Return function that maps values of distance
folded over the maximum pressure applied.
"""
max_index = find_max_pos(data, 1)
x0, y0 = data[max_index, 1], data[max_index, 1]
x1, y1 = 2*data[max_index, 1], 0
m = (y1 - y0) / (x1 - x0)
b = y0 - m*x0
def map_function(x):
if x < x0:
return x
else:
return m*x+b
return map_function
def process_data(data):
data = reverse_unload(data)
map_function = create_map_function(data)
fig, ax = plt.subplots()
ax.plot(data[:, 3], data[:, 2])
ax.set_xticklabels([map_function(x) for x in ax.get_xticks()])
ax.grid()
ax.set_ylabel('Pressure [Pa?]')
ax.set_xlabel('Distance [m?]')
fig.show()
if __name__ == '__main__':
process_data(data)
Update: Have found a workaround to the problem of rounding ticks to the nearest integer by using the np.around function which rounds decimals to the nearest even value, to a specified number of decimal places (default = 0): e.g. 1.5 and 2.5 round to 2.0, -0.5 and 0.5 round to 0.0, etc. More info here: https://docs.scipy.org/doc/numpy1.10.4/reference/generated/numpy.around.html
So berna1111's code becomes:
import numpy as np
import matplotlib.pyplot as plt
# Time, Distance, Pressure
data = [[0, 0, 0],
[1, 1.9, 10], # Dummy data including decimals to demonstrate rounding
[2, 4.1, 30],
[3, 6.1, 60],
[4, 3.9, 35],
[5, 1.9, 15],
[6, -0.2, 0]]
# convert to array to allow indexing like [i, j]
data = np.array(data)
fig = plt.figure()
ax = fig.add_subplot(111)
max_ticks = 10
skip = (data.shape[0] / max_ticks) + 1
ax.plot(data[:, 0], data[:, 2]) # Pressure(time)

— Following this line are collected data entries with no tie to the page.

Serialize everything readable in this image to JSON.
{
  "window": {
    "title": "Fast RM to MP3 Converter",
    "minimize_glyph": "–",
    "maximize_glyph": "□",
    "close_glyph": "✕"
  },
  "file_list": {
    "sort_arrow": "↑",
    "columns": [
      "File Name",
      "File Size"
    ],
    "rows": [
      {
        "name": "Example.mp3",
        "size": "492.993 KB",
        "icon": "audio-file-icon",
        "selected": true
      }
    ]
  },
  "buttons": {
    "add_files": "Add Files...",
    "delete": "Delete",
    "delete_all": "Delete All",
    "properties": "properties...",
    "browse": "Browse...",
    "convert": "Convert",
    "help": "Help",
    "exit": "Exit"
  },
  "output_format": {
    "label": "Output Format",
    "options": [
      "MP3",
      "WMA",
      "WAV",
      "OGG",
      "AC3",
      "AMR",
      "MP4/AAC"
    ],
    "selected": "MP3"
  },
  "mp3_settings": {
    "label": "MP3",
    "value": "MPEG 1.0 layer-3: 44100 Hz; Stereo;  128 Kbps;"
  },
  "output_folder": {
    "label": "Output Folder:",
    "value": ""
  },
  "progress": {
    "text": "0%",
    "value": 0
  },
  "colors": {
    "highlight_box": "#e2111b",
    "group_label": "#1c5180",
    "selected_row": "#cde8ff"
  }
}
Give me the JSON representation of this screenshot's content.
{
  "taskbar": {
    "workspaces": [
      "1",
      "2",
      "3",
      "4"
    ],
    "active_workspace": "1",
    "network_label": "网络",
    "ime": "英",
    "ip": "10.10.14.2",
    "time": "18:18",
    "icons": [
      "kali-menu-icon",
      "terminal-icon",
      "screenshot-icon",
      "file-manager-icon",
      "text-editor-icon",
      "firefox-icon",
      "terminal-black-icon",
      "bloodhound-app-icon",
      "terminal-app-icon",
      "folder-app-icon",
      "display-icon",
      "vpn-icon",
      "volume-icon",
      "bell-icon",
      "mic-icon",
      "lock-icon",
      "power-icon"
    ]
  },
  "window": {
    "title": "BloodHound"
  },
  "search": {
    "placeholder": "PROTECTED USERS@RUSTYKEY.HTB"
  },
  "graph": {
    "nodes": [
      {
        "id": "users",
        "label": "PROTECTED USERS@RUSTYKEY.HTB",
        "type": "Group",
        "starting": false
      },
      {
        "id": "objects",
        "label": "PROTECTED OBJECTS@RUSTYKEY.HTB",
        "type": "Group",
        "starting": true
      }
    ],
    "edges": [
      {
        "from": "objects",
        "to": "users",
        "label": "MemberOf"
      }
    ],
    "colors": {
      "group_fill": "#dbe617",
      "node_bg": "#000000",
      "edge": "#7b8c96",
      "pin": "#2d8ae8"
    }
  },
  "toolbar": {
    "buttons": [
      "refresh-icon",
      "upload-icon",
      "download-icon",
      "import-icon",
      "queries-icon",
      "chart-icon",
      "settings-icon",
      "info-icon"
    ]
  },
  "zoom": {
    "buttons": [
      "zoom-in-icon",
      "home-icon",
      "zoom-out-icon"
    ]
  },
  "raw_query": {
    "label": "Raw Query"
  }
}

ax.set_xticks(data[::skip, 0])
ax.set_xticklabels(np.absolute(np.around((data[::skip, 1])))) # Pressure(Distance(time)); rounded to nearest integer
ax.set_ylabel('Pressure [Pa?]')
ax.set_xlabel('Distance [m?]')
fig.show()
According to the numpy documentation, np.around should round the final value of -0.2 for Distance to '0.0'; however it seems to round to '-0.0' instead. Not sure why this occurs, but since all my xticklabels in this particular case need to be positive integers or zero, I can correct this behaviour by using the np.absolute function as shown above. Everything now seems to work OK for my requirements, but if I'm missing something, or there's a better solution, please let me know.